Аз буки ведал
Шрифт:
– Ты... Ты это зачем? Мог же промахнуться? Ты это зря. А если бы я тебя сейчас из лагеря вывел? Ты знаешь, кто там тебя караулит. Я же тебя по-хорошему просил пока с кордона не отлучаться... Просил. По-хорошему.
Губы у него окончательно посерели. И теперь он уже не был хозяином стола. Да и сам стол теперь стал только частью кухонной полянки, а та только частью густо населенной вселенной, в которой было еще очень много хозяев. Даже от пылающих в отдалении плит на них внимательно смотрели несколько пар глаз: так хорошо стол брякнул, и чашки тоже неплохо подпрыгнули. И как мы теперь разговаривать будем? Потихоньку? Главное ведь сговориться. И лучше на самой тихой ноте. Нам все равно сейчас не разойтись.
– Я не сам оттуда ушел. Меня попросили к охоте койку освободить.
– Так бы сразу и говорил.
– А ты бы так сразу бы и спрашивал. Вот так именно, без рукоприжатий.
– Мне же тебя прикрывать надо. Не то пришьют как барана. А я даже без
Они встали, издали покивали официантке и пошли к воротам.

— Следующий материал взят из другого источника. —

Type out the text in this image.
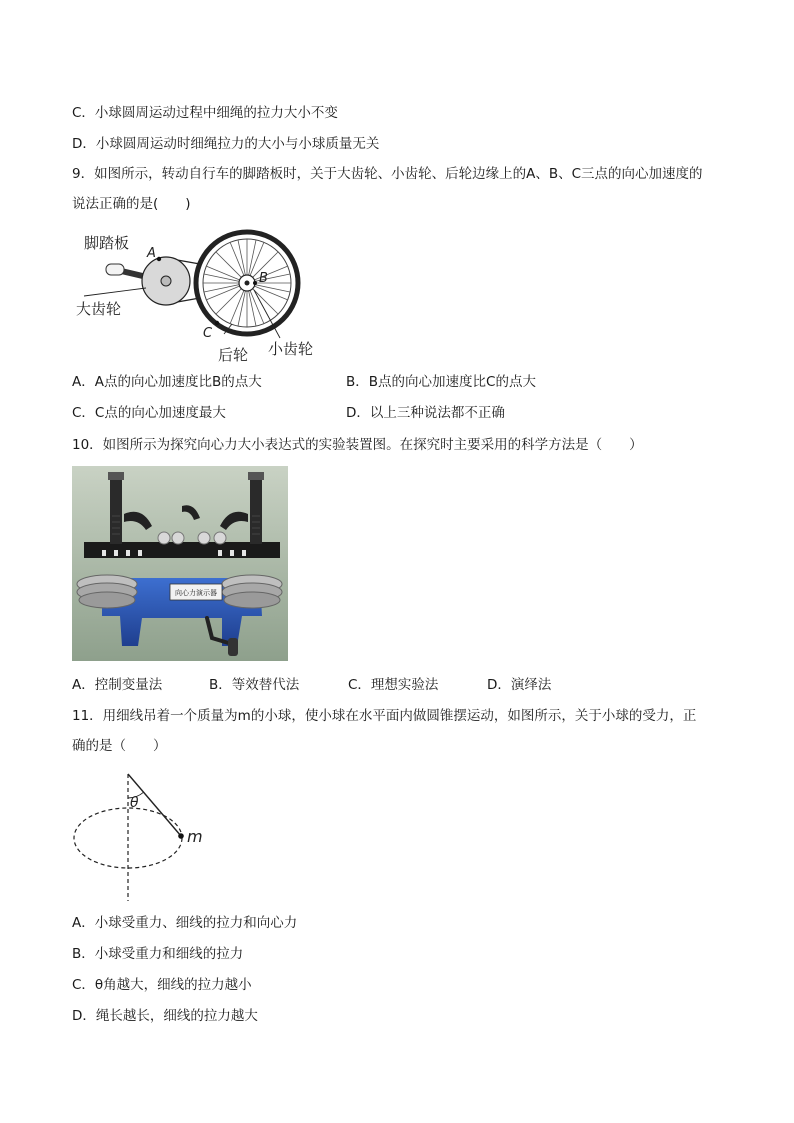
C．小球圆周运动过程中细绳的拉力大小不变
D．小球圆周运动时细绳拉力的大小与小球质量无关
9．如图所示，转动自行车的脚踏板时，关于大齿轮、小齿轮、后轮边缘上的A、B、C三点的向心加速度的
说法正确的是(　　)
脚踏板
大齿轮
后轮 小齿轮
A
B
C
A．A点的向心加速度比B的点大	B．B点的向心加速度比C的点大
C．C点的向心加速度最大	D．以上三种说法都不正确
10．如图所示为探究向心力大小表达式的实验装置图。在探究时主要采用的科学方法是（　　）
向心力演示器
A．控制变量法	B．等效替代法	C．理想实验法	D．演绎法
11．用细线吊着一个质量为m的小球，使小球在水平面内做圆锥摆运动，如图所示，关于小球的受力，正
确的是（　　）
θ
m
A．小球受重力、细线的拉力和向心力
B．小球受重力和细线的拉力
C．θ角越大，细线的拉力越小
D．绳长越长，细线的拉力越大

– Ты мне и непонятен, и не нужен. Я и без тебя бы жил. Но есть просьба подключить тебя к кислороду. На фиг? Не знаю, не пойму. Короче, лучше сам пойми: тут республика. Тут каким бы ты хорошим русским ни был - все равно ты хуже последнего шорца. Но сами алтайцы народ в большинстве дрянь, грязь сопливая. Да и спиваются напрочь. Тут все казахи держат. На круг - из русских в начальниках только директор лесозавода. Да и то потому, что на казашке женат. Русские, конечно, недовольны. Дергаются. Но ты-то свой, понимаешь: их власть кончилась. Хватит, поутирали они нас. Потыкали в морду. Подоили. Теперь мы им кровь попьем. Если чего - Китай рядом. Рано или поздно - русским конец. До Урала гадов отгоним! Но пока силы надо копить. В кулак. Наверное, поэтому ты нужен. Мы-то здесь все давно поделены, кто за кого. А ты новенький. Ничей. Тебя и Дажнев поддерживает. А это величина. И Семенов. Тебя они как бы за своего держат. Но главный здесь, конечно, поп. Ладно, его пока рано. Короче, тебе все равно выбора нет: либо в стаю, либо в петлю. Но ты же наш по крови-то! Ты же все равно для русских "косоглазым" всегда только будешь! Значит, и этого у тебя выбора нет.
Джумалиев увлекся своей изысканно ловкой, дипломатичнейшей речью. Сколько же он умных, ловких, убедительных слов сказал, ни разу не заматерившись! Но при этом он все как-то уменьшался, опадал в объемах и массе. Теперь, при равном росте, он и заглядывал в лицо Глебу снизу вверх, слегка сгибаясь в пояснице.
– Тут кедровая республика, это что банановая. Все со всеми на связке. Одиночки тут сразу умирают.
– Как ветврач?
– Вот-вот, точно. Довыпендривался, герой. Умный уж больно был, принципиальный. Теперь закопали.
– А скоро и меня рядышком.
– Если будешь с нами - прикроем. Здесь люди, кто с умом, деньги делают. Хорошие деньги. Но делятся. Касса общая. Тут ведь тебе и корешки, и кедр, и золотишко с камешками, и главное - дорожка из Ташанты. А по ней, сам понимаешь, анаша ходит. Ты если дураком не прикинешься, то со своей московской задницей быстро наверх выйдешь. Домой-то возврата, поди, нет? А? Наварил там, поди, делишек? Молчишь. Иначе каким феном тебя сюда надуло?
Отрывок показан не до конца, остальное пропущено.